For a study just published in the journal Royal Society Open Science, researchers looked to the Solomon Islands where hunting dolphins has a long tradition. According to the study, between 1976 and 2013, more than 15,000 dolphins were killed by just one village.
Dolphins are killed for their meat, but the demand for their teeth, which are used to make jewelry used in wedding ceremonies or sold for cash, is also increasing the number of deaths. A single tooth is worth about 70 cents (USD), but their commercial value has increased five times in the last decade alone.
Scott Baker, associate director of the Marine Mammal Institute at Oregon State University and co-author on the study, called it a troubling trend that’s providing more incentive to kill.

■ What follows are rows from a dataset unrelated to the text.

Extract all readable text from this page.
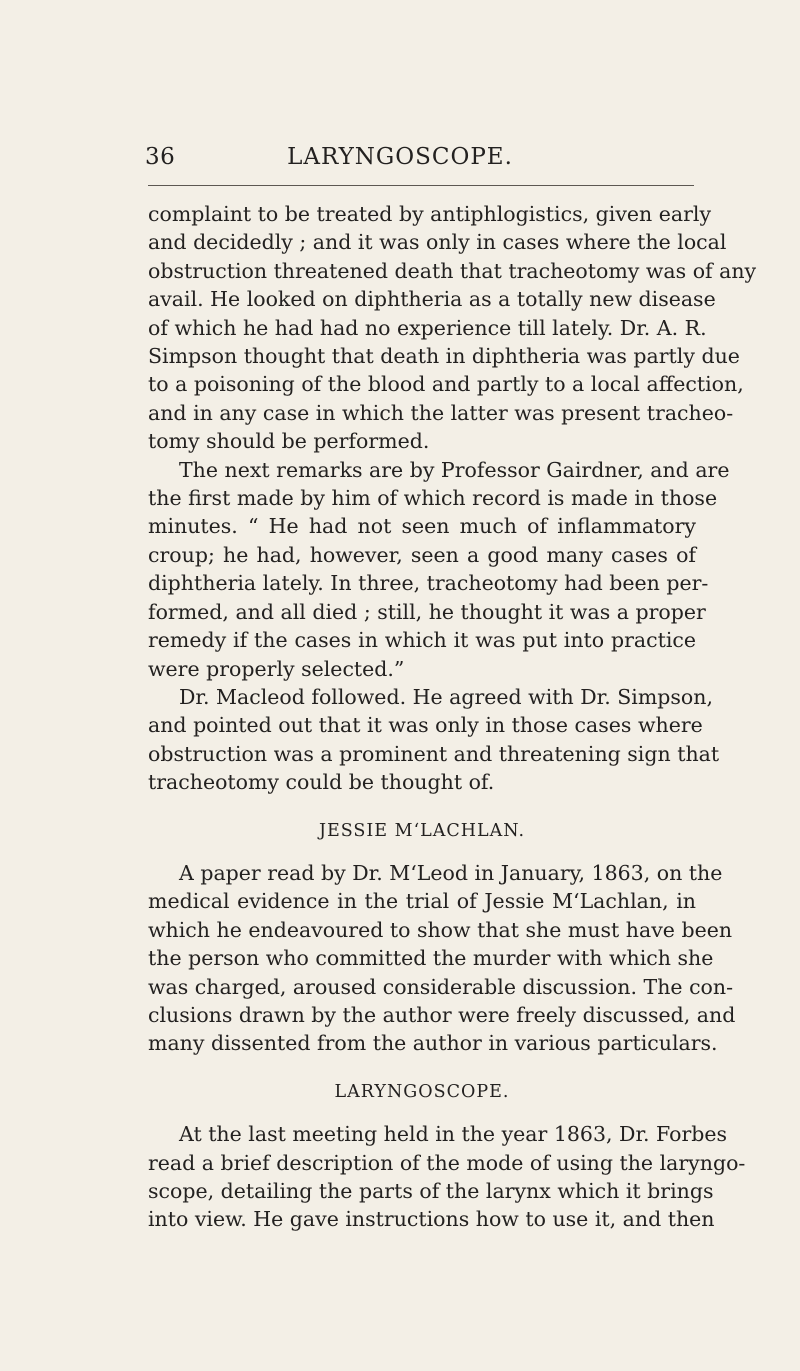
36	LARYNGOSCOPE.
complaint to be treated by antiphlogistics, given early
and decidedly ; and it was only in cases where the local
obstruction threatened death that tracheotomy was of any
avail. He looked on diphtheria as a totally new disease
of which he had had no experience till lately. Dr. A. R.
Simpson thought that death in diphtheria was partly due
to a poisoning of the blood and partly to a local affection,
and in any case in which the latter was present tracheo-
tomy should be performed.
The next remarks are by Professor Gairdner, and are
the first made by him of which record is made in those
minutes. “ He had not seen much of inflammatory
croup; he had, however, seen a good many cases of
diphtheria lately. In three, tracheotomy had been per-
formed, and all died ; still, he thought it was a proper
remedy if the cases in which it was put into practice
were properly selected.”
Dr. Macleod followed. He agreed with Dr. Simpson,
and pointed out that it was only in those cases where
obstruction was a prominent and threatening sign that
tracheotomy could be thought of.
JESSIE M‘LACHLAN.
A paper read by Dr. M‘Leod in January, 1863, on the
medical evidence in the trial of Jessie M‘Lachlan, in
which he endeavoured to show that she must have been
the person who committed the murder with which she
was charged, aroused considerable discussion. The con-
clusions drawn by the author were freely discussed, and
many dissented from the author in various particulars.
LARYNGOSCOPE.
At the last meeting held in the year 1863, Dr. Forbes
read a brief description of the mode of using the laryngo-
scope, detailing the parts of the larynx which it brings
into view. He gave instructions how to use it, and then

In 2010, the Earth Island Institute worked out a deal with three villages to stop hunting by offering financial compensation to support alternative activities for local communities but the life-saving agreement for dolphins was short lived.
Unfortunately, the deal broke down in 2013 and the killing resumed. The media reported high numbers of deaths, which raised concerns about the impact on both the status of the population and the welfare of dolphins who suffer as a result of being caught and killed.
That’s when researchers from the South Pacific Whale Research Consortium, Solomon Island’s Ministry of Fisheries and Marine Resources and Oregon State University’s Marine Mammal Institute say they decided to go there and document the impact on the dolphin population.
According to their findings, during the first few months of that year more than 1,500 spotted dolphins, 159 spinner dolphins, and 15 bottlenose dolphins were killed in one of the largest hunts on record – one that sadly rivals the annual hunts in Taiji.
Baker pointed out that while hunting larger species like whales is regulated by the International Whaling Commission, smaller cetaceans are left without any official body to protect or regulate the killing, which is leaving them vulnerable to unregulated and unreported hunting.
“In the Solomon Islands, the hunting is as much about culture as economic value,” said Baker. “In other parts of the world, however, the targeting of dolphins and other small cetaceans appears to be increasing as coastal fishing stocks decline.”
Researchers say their findings point to a need to step in and stop unregulated exploitation, along with adopting better monitoring of populations and documentation of kills and promoting tourism operations that value live dolphins, among other changes, which we can hope will eventually lead to an end of these drive hunts and live captures.